The political is always partly personal, and sometimes more than ‘partly’. Mounsey, clearly, was posting not only to formulate a certain kind of right-libertarian political critique, but also to “sustain and relish [his] own anger”.
And his anger was very much his own – which is why Mounsey (and the “Libertarian Party UK”, which he leads) can’t sidestep the implications of posts like this. Mounsey had been down there (like the rest of us) – and the effect it seems to have had was to make him determined that someone else was going to suffer worse, if only in his imagination. Now, nobody’s imagination is innocent: in the previous post I identified nihilist leanings in the basement of my own brain, and traced the paths that lead from fantasies of destruction both to the millenarian visions of revolutionary Marxism and to a disengaged, ironically optimistic attitude to contemporary politics. I’m at home with my nihilism, in other words; I know it’s there, it doesn’t bother me and it doesn’t stop me living a safe, conventional, non-nihilistic kind of life. The question is whether Mounsey has gained sufficient distance from his misogynistic torture fantasies to give a similar account of them – or, failing that, to put them behind him. (Saying “I was very angry then but I’m not quite so angry now” doesn’t really hack it.)
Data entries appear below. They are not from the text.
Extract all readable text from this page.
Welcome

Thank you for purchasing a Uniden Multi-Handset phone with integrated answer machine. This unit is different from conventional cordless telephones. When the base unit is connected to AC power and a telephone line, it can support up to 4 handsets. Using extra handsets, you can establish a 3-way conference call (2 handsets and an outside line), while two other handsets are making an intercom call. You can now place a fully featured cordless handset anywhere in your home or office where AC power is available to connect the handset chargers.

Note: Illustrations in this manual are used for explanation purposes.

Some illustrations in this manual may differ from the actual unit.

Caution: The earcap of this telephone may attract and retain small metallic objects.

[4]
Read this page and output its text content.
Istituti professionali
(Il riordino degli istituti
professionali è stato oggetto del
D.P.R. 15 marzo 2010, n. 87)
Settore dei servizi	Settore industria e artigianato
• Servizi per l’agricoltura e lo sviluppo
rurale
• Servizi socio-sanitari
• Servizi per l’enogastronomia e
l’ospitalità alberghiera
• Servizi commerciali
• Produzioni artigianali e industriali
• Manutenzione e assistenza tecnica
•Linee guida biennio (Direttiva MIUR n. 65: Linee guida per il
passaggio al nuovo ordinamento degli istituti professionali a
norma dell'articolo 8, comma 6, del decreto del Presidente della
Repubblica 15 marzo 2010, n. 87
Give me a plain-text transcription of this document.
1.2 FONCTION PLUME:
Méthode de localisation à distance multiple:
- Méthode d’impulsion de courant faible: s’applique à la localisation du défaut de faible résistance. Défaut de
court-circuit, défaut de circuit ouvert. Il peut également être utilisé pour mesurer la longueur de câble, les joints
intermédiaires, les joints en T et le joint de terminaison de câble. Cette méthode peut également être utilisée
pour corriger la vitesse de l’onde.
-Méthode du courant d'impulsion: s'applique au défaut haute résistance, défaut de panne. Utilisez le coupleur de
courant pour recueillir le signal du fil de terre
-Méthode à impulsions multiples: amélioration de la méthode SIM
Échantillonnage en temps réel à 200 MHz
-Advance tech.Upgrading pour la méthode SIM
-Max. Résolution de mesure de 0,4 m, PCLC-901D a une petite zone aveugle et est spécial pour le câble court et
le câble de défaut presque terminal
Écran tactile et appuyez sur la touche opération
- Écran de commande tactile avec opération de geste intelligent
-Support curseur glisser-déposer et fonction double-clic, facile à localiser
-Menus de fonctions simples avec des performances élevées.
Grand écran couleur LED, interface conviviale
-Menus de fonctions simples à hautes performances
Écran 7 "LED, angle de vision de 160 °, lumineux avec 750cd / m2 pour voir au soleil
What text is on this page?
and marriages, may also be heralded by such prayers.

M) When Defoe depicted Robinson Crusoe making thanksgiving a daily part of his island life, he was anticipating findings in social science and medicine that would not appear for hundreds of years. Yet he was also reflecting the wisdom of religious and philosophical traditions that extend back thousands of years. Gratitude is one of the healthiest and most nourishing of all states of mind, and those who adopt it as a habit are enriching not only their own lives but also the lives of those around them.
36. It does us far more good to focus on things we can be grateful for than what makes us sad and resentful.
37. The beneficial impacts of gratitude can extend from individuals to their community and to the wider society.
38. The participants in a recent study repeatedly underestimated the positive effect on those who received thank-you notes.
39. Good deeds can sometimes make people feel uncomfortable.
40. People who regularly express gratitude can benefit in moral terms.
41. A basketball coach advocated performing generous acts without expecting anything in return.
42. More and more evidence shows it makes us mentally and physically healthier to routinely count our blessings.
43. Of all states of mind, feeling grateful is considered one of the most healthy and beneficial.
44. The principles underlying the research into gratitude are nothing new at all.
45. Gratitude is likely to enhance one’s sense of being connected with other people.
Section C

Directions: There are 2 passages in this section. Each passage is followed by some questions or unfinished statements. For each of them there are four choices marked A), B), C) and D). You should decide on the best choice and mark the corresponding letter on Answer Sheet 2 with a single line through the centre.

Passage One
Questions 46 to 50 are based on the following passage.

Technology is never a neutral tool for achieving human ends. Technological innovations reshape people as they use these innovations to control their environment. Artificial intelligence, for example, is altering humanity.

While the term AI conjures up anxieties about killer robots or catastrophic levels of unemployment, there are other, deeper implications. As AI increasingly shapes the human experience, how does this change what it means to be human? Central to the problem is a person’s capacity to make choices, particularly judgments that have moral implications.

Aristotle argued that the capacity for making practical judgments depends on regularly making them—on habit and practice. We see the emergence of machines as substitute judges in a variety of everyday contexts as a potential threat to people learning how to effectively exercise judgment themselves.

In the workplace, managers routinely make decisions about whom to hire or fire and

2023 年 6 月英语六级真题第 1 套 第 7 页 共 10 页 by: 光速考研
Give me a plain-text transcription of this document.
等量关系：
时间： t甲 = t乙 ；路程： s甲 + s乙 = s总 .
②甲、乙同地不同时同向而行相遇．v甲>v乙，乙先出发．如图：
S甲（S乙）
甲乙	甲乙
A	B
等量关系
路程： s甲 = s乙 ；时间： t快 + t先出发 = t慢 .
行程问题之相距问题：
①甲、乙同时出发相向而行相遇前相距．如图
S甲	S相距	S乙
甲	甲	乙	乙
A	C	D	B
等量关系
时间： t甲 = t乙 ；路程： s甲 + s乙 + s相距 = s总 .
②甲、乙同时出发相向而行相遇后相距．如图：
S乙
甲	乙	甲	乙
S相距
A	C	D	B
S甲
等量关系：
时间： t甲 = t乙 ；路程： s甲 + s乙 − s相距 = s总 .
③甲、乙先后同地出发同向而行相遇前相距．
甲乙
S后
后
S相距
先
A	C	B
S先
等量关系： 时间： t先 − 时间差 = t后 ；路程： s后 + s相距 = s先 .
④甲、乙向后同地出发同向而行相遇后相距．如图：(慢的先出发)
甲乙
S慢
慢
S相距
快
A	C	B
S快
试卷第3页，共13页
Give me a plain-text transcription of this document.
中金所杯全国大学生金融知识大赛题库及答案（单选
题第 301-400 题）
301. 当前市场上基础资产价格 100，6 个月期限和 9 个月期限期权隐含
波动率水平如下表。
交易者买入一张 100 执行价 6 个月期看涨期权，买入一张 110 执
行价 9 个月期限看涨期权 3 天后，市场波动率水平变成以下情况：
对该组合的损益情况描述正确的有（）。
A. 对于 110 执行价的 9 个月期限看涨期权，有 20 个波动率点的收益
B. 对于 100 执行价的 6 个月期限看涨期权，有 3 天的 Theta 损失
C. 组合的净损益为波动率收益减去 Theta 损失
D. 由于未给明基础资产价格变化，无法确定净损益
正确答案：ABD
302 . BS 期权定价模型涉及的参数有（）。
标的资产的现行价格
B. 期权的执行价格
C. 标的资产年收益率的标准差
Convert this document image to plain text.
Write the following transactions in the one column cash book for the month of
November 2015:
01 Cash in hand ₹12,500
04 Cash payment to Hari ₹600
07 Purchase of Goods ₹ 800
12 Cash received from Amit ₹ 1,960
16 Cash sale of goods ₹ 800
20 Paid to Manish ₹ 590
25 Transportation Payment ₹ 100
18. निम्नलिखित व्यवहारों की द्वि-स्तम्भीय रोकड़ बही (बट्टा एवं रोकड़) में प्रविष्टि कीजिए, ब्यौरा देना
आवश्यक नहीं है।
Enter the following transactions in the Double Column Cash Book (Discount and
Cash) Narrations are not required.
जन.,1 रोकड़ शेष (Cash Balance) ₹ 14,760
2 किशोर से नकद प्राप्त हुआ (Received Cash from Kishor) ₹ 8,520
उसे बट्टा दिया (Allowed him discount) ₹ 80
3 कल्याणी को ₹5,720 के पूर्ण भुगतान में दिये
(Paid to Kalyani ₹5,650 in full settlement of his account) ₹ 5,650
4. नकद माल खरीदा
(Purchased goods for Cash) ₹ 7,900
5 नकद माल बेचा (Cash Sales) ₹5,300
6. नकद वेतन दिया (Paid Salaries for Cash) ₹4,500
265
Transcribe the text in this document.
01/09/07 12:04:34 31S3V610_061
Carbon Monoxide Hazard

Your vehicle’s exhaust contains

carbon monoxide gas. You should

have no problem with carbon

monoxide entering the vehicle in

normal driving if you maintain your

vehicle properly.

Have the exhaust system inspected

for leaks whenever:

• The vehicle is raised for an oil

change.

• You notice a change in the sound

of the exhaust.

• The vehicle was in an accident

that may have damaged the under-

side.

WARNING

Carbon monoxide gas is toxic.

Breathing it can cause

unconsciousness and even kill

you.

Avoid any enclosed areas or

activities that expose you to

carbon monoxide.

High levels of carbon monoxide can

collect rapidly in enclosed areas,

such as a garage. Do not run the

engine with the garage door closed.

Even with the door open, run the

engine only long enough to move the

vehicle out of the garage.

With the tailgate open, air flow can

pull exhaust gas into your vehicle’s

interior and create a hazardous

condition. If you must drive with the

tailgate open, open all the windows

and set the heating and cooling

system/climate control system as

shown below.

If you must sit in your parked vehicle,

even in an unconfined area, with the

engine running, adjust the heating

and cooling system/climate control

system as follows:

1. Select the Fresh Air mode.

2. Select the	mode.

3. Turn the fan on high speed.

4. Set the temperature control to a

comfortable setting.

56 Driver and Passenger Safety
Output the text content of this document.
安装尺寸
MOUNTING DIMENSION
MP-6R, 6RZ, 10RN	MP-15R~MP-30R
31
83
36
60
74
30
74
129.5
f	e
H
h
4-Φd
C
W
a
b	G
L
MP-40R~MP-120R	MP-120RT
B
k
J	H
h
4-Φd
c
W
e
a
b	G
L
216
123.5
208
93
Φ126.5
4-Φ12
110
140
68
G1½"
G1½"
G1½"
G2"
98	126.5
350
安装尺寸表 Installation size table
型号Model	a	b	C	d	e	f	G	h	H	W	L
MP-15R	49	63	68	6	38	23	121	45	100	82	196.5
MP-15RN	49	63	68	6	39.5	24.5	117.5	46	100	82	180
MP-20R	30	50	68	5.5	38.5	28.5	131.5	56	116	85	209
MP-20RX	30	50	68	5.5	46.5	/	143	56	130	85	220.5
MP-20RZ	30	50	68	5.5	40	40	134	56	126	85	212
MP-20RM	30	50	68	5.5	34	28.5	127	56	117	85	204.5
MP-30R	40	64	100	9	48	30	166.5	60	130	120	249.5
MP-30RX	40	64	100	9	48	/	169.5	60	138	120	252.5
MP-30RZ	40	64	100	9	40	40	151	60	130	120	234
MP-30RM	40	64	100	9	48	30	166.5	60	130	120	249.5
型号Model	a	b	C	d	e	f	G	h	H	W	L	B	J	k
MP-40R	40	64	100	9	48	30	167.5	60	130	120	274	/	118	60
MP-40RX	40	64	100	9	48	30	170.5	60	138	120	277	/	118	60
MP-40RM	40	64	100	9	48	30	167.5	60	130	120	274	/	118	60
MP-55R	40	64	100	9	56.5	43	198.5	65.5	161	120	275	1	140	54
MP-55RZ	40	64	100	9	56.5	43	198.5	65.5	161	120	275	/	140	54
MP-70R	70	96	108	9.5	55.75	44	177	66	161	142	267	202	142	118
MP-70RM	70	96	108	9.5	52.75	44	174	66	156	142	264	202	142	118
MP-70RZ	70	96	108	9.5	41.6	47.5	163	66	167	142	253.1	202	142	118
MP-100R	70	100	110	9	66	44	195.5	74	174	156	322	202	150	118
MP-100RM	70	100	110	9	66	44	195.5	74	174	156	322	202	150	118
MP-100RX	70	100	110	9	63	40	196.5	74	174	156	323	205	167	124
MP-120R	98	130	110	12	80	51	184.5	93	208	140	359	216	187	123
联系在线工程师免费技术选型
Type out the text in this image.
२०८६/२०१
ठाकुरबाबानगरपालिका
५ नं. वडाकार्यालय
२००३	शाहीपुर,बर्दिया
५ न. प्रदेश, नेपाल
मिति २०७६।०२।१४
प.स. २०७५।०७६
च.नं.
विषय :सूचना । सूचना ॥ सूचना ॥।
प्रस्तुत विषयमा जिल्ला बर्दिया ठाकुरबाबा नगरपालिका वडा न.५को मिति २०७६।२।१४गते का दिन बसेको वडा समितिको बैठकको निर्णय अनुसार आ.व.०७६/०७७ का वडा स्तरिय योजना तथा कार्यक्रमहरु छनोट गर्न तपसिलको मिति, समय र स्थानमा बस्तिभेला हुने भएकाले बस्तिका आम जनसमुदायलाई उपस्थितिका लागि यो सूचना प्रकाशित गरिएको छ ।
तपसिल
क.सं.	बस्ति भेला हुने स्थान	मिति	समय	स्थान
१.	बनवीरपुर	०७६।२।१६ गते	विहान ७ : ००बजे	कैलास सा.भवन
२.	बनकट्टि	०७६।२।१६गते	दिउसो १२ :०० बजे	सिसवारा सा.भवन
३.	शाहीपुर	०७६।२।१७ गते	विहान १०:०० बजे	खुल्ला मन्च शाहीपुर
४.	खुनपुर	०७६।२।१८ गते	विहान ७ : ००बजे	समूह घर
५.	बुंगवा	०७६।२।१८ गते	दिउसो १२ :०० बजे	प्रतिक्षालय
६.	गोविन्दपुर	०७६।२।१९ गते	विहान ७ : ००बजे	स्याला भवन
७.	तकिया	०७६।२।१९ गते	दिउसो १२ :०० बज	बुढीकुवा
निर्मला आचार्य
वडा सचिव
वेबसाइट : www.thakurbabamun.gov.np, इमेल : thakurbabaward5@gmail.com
As much as it pains me to say it, Andrew Neil was right (and Chris Dillow was wrong): this stuff matters. It matters, in this case, not because it reflects on Mounsey’s character as an aspiring politician (a distraction at best), but precisely because of what it implies about Mounsey’s politics – and the passion that drives his politics. Here’s a young man with right-wing views, highly privileged but – compared with his peers – not especially bright; and he’s fantasising about a woman trade unionist dying in agony. It’s a personal statement, but also a deeply political one.